Ancrage dans le réel
L’histoire débute en Espagne à Malaga à la fin du XXe siècle. Isabel a trouvé refuge dans ce pays après avoir fui la dictature militaire qui s’est installée dans son pays natal, le Magera (un pays imaginaire proche de l’Argentine, mais rappelant les dictatures d’Amérique du Sud). Elle travaille comme professeure dans une université de la ville. Sa vie va être bouleversée par la rencontre avec Rafael Avendaño, surnommé l'Œil, un poète qui a fui tout comme elle le Magera. Beaucoup d’éléments ancrent l‘histoire dans un univers connu. Le monde ressemble au notre, une dictature militaire sanguinaire et toute puissante et capable de monstruosités et d’actes abjects pour arriver à ses fins, des hommes en noir rappelant des espions américains. Le témoignage sur ce qu’a vécu Rafael montre les horreurs dont sont capables les hommes pour le pouvoir.
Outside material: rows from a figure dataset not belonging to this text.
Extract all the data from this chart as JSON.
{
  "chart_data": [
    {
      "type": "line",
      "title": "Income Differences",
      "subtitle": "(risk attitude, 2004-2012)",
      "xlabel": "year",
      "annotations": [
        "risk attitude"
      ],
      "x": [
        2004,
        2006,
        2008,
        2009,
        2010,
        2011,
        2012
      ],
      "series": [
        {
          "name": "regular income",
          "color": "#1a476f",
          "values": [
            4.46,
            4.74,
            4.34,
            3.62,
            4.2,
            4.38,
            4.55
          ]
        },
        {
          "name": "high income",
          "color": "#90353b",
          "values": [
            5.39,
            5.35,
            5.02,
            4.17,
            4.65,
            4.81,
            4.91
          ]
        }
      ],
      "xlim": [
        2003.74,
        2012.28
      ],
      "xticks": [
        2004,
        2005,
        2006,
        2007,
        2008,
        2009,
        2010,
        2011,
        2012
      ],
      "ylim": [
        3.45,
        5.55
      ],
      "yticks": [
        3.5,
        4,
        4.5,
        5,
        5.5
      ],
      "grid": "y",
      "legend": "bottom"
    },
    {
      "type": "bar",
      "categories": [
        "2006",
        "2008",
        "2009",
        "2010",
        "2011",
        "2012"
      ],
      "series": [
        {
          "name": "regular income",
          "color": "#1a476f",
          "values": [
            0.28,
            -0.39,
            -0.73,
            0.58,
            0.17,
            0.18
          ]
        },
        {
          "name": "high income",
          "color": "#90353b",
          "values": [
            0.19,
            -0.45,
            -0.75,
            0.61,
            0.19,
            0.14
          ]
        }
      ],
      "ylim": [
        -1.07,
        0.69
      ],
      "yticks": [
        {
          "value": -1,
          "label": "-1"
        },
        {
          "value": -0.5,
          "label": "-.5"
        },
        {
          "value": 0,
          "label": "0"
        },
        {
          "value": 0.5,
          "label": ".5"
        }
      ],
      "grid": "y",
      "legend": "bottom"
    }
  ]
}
L’auteur installe peu à peu une ambiance pesante, angoissante.
Une horreur diffuse
L’horreur est bien présente dans le récit mais elle est en arrière-plan, elle imprègne l’histoire. Le roman est comparé aux textes de Lovecraft mais il ne faut pas s’attendre à y trouver des tentacules ou autres monstres lovecraftiens. L’horreur a une dimension plus humaine, plus suggestive. Elle est impalpable, et certaines scènes décrites sont difficiles à lire et particulièrement marquantes. John Hornor Jacobs a réussi à créer une ambiance lourde, angoissante en faisant ressortir la tension qui plane sur le récit. Il utilise un récit enchâssé où Isabel prend connaissance du passé de Rafael Avendaño, de ce qui l’a a amené à être surnommé l’œil, des tortures qu’il a subies et d’étranges photos liées à des rituels. Le roman est court, certainement un peu trop, la fin étant trop rapide et donc difficile à cerner.
La mer se rêve en ciel est ainsi un roman bien écrit, avec des personnages bien construits et qui installe une ambiance pesante. L’horreur est subtile, et la comparaison avec Lovecraft telle qu'elle est présentée n'est pas vraiment pertinente.